Implications of a Non-polar World
The way as we knew how things were done in the past seemingly no longer jives with current observable circumstances. For all intents and purposes, the points on the compass with which institutions, enterprises and individual actors have navigated the global policy environment for decades have faded away. A form of "contextual disorientation" exists across the policy spectrum, along economic value chains and is even observable in day to day interactions among individuals, individuals with burgeoning technology and even among machines themselves. Subsequently, expediency has replaced the long term perspective as the basis for preference identification, strategic vision and policy implementation.
Critically, long touted economic and political rationality may be less about preference maximisation, and more about consolidation of resources and minimisation of risk. As a result, expected payoffs from the competition over finite resources are increasingly incongruent with stated core values attributed to cannon concepts such as the state, companies and the individual.
Taking into consideration the theoretical concepts above, this course will provide participants the opportunity to explore various approaches to the analysis of a Nonpolar world through the presentation of several case studies based upon operational and strategic interests in a contemporary global context.
Particular questions to be address are:
With states' willingness and capacity to commit to global security and economic arrangements in flux, to what extent will non-state actors, regional and / or local interests be able to fill whatever gap is left behind?

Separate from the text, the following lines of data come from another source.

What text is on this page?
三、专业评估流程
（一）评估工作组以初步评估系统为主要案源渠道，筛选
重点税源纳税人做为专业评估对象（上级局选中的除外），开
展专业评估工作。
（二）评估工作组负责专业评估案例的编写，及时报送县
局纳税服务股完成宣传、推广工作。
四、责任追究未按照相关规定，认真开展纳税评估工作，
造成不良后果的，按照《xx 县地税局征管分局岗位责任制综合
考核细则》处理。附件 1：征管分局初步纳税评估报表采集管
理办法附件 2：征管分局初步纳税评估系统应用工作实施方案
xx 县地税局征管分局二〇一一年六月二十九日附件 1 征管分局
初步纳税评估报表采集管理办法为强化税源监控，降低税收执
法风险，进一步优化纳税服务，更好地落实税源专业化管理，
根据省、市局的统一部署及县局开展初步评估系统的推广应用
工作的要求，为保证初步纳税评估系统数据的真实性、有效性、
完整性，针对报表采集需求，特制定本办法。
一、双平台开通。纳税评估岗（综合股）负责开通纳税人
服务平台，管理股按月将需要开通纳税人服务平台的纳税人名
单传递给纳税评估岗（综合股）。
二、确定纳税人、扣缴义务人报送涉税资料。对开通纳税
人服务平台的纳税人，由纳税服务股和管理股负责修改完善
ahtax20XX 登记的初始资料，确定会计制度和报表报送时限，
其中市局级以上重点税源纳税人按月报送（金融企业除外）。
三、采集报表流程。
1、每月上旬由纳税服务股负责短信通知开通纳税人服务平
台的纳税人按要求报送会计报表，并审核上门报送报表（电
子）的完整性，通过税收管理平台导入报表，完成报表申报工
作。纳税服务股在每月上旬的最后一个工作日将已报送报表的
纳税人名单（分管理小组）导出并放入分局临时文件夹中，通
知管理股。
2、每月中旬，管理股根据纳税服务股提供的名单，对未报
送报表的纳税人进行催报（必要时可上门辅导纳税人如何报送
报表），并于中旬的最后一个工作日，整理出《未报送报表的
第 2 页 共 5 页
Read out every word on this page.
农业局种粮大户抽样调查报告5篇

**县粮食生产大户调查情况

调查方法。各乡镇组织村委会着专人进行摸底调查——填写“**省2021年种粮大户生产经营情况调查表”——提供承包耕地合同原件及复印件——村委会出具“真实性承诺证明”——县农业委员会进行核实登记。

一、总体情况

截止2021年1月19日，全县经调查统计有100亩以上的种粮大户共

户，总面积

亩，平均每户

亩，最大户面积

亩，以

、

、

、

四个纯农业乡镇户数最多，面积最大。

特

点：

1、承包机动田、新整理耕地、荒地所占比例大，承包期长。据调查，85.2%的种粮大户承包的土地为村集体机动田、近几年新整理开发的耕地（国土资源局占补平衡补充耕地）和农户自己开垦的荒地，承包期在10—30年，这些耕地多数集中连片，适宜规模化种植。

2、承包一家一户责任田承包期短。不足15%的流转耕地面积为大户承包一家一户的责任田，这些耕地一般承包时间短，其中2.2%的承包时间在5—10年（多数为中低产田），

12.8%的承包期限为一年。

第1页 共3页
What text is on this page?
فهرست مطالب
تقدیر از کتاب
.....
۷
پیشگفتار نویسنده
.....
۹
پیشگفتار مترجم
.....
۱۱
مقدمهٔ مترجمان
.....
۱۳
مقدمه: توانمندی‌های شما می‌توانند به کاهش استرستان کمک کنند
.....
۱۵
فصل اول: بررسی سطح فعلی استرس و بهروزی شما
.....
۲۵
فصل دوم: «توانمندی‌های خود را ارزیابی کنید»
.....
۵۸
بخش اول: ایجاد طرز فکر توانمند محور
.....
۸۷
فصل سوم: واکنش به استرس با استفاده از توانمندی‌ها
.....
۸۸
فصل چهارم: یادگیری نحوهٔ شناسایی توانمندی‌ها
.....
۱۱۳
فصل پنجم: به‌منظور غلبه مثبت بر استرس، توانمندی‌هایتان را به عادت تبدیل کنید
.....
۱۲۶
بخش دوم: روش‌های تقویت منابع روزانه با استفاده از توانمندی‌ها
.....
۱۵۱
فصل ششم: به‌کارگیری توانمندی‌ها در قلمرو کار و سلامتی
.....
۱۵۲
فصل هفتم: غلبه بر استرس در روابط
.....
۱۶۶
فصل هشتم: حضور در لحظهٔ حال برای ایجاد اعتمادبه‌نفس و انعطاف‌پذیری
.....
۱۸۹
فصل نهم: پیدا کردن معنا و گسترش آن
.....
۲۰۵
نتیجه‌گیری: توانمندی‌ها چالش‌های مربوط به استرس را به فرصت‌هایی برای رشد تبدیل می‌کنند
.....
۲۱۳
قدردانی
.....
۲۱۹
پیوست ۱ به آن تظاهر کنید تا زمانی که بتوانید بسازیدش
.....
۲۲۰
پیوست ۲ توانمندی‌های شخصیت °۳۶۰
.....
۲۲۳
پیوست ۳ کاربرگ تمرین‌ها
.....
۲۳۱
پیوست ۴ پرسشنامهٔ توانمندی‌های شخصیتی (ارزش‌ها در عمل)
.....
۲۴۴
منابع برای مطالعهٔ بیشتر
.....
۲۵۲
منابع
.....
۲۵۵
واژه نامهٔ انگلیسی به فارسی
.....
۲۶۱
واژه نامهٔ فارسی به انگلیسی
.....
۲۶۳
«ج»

What role does the intensifying competition over basic resources (water, energy, food supply) play in fostering / hampering regional economic (under)development and / or political (in)stability?
How does our evolving relationship with the products of technological development influence relations among various actors across the permeable boundaries of local, regional and global policy spaces?
Finally, to what extent does the existence of a Nonpolar world impede / facilitate actors' ability to tackle macro issues such as climate change and environmental sustainability with out resulting to sum-zero solutions?